The ladder we spoke from provided the name for the journal, La Escalera, edited by Georg Fromm, Gervasio García, and Samuel Aponte. La Escalera became the major vehicle for the introduction of a flexible Marxism to the independence movement. In my essay From Rebel to Revolutionary I argued for a coherent view of society as a whole, for looking at the roots of our colonial problems rather than settling for the traditional collection of atropellos, a catalog of outrages and abuses. I urged that while la patria may be valor y sacrificio, it also required good aim. Other articles dealt with the Vietnam war, draft resistance, forms of political action, labor movement issues, the need for an ecological outlook, and literary criticism. The cover was often done by Lorenzo Homar and other leading artists. We were linked to but not formally part of the MPI and FUPI, allowing us both the rich contact with the political movement in which most of us were directly involved and also the freedom to innovate without having to represent the consensus of an organization.

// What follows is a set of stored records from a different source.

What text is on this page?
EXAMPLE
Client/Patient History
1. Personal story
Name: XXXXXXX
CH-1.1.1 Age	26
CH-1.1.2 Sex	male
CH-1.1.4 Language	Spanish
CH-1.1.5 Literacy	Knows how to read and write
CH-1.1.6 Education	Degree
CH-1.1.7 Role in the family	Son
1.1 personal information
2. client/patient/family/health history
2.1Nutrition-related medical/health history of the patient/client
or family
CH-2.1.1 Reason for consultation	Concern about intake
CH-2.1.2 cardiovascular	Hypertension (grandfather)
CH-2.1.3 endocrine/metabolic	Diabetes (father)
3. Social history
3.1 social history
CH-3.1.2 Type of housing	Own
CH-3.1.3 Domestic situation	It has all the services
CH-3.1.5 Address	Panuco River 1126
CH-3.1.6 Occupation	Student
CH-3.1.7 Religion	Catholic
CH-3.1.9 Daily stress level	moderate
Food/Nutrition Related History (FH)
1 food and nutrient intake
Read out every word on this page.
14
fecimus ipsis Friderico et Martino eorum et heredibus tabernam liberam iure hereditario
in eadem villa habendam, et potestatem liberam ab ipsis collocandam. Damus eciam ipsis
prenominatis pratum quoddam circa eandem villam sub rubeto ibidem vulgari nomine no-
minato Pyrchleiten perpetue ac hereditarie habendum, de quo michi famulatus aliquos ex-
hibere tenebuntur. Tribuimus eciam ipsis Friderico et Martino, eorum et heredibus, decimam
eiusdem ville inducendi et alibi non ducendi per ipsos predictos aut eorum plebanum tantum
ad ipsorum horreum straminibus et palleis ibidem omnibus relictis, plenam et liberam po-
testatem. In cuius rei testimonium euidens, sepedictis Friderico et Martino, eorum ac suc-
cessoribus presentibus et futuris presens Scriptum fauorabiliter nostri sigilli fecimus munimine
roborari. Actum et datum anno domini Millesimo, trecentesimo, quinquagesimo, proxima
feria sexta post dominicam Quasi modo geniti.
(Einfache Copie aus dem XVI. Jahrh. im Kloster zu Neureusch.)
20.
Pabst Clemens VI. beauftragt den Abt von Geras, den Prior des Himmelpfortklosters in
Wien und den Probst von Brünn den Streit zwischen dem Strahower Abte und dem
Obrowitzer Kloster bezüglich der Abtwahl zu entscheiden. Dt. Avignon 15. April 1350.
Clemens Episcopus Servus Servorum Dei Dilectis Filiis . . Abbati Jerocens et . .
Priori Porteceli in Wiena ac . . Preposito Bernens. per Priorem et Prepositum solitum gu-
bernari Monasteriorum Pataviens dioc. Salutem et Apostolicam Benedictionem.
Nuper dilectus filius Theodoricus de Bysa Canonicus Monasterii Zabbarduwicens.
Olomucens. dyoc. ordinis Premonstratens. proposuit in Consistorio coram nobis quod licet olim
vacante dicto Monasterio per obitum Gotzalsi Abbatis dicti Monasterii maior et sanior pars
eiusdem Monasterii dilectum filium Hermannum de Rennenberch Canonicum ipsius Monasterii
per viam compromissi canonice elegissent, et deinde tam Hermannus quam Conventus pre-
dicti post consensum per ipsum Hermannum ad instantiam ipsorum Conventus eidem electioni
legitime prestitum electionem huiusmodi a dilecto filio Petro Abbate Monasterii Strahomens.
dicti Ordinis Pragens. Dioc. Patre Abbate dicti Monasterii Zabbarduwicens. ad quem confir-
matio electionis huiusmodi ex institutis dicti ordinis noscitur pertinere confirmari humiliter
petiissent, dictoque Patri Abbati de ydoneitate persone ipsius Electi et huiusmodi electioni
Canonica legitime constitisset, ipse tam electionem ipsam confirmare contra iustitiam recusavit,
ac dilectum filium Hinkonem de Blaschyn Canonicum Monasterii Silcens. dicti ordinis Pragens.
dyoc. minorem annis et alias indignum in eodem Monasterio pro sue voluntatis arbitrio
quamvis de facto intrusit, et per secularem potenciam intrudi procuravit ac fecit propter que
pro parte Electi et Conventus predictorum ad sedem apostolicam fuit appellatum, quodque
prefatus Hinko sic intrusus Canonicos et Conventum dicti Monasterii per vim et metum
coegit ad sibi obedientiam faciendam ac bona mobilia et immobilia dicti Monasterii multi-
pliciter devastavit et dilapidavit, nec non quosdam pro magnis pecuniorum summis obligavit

During all the years of participation in the struggle for independence I had very few personal encounters with anti-(North) Americanism. Independentistas had become quite sophisticated in seeing their enemy not as "Americans" but as U.S. imperialism. Paradoxically, personal anti- Americanism was more likely to be expressed by supporters of the regime whose national feelings were suppressed in their political lives by personal or class interest and therefore came out in more individual ways.

The University administration and the political police disapproved of my activities. When I came up for tenure in 1966, a press campaign led by an FBI-connected journalist urged my dismissal. I was refused reappointment on the grounds of my supposed incompetence. This forced me to emigrate again to find work, first at the University of Chicago and then at Harvard. Therefore in 1967 I left Puerto Rico, but not the struggle for independence and socialism. What had begun as a political obligation stemming from a general world view had turned into a permanent and deeply felt personal commitment.

During the political upsurges of the late sixties I was able to continue active participation in the MPI (later PSP). I also taught Puerto Rican history for the Young Lords in Chicago. Later I joined the Puerto Rico Solidarity Committee which was active in the campaign to free the Nationalist prisoners, and now publishes Puerto Rico Libre and presents a North American anti- colonial view at the United Nations Commission on Decolonization.

It is already four generations since the U.S. conquest, and who knows how many more before the Dorado Beach Hotel becomes a home for disabled workers, the delicate roots of fruit trees and pasture plants reach out to bind the wounds of the traumatized soils of Vieques, and the Socialist Republic of Puerto Rico realizes the dream of Betances and Martí and forms part of a Caribbean Federation.